La Prima sezione della Corte di Cassazione, con la sentenza n. 7390 depositata il 15 febbraio 2018, decide in tema di attenuanti comuni nell’omicidio.

La vicenda riguarda un uomo, di anni 88, che commette uxoricidio al fine di evitare continue sofferenze all’anziana moglie, gravemente malata ed il cui quadro clinico stava progressivamente peggiorando. Il marito, anch’egli molto malato e provato psicologicamente e fisicamente, commetteva il reato per mezzo di una sciarpa mentre la donna stava dormendo.

Egli si costituiva alla polizia appena commesso il fatto, asserendo, sin dal primo momento, che la moglie avrebbe preferito la morte piuttosto che una vita di lunghe sofferenze.

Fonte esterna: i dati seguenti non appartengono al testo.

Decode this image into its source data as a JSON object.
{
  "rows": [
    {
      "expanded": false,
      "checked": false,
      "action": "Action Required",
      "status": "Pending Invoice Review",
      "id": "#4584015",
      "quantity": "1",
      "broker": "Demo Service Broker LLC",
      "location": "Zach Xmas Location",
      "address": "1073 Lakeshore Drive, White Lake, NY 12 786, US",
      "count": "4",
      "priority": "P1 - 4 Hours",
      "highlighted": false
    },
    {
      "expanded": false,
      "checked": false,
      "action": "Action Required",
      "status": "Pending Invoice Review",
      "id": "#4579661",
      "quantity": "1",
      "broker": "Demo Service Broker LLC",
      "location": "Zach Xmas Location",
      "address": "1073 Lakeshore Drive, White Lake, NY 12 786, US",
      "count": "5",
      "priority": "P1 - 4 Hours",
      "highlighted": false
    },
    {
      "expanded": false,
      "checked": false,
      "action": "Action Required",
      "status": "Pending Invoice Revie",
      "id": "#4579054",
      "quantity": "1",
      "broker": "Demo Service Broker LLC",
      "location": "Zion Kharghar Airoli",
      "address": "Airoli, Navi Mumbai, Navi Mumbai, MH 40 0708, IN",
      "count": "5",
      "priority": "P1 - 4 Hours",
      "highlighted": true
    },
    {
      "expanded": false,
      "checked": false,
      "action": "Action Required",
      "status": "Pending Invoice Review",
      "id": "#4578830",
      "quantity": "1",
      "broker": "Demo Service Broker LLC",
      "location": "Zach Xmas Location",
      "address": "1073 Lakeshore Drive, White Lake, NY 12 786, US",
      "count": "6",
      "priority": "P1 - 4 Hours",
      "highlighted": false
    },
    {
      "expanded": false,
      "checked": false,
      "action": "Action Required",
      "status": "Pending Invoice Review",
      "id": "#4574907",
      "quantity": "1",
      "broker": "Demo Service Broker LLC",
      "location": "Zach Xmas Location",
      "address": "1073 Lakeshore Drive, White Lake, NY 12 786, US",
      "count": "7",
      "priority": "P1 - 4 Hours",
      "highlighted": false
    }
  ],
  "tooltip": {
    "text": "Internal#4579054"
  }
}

In primo grado l’imputato si è visto riconoscere le attenuanti generiche di cui all’art. 61 comma 1 n. 1, c.p., ovvero l’aver commesso il fatto per un motivo di particolare valore sociale; le medesime sono state valutate prevalenti rispetto all’aggravante di cui all’art. 577 c.p., ovvero l’aver commesso il fatto in danno del coniuge.

La Corte di Cassazione, anzitutto, ha ritenuto non applicabile l’attenuante di cui al n. 1, comma 1, art. 62 c.p. e come tale applicata erroneamente, poiché il motivo che animava l’anziano non era espressione del comune sentire sociale.

Si sottolinea, infatti, che l’attenuante viene in rilievo quando la condotta dell’agente rinvenga il suo movente in ragioni corrispondenti ad un’etica che sottolinei i valori più elevati della natura umana in quanto alla sfera morale o di elevato spessore civile in quanto alla sfera sociale; negando, poi, che tutto ciò fosse emerso nel caso di specie.

La pronuncia si inserisce nel dibattito contraddistinto, da un lato, all’approvazione della norma sul testamento biologico, e dall’altro sulla rimessione alle Sezioni Unite del caso del noto Dj Fabo.

Consulta la sentenza in esteso.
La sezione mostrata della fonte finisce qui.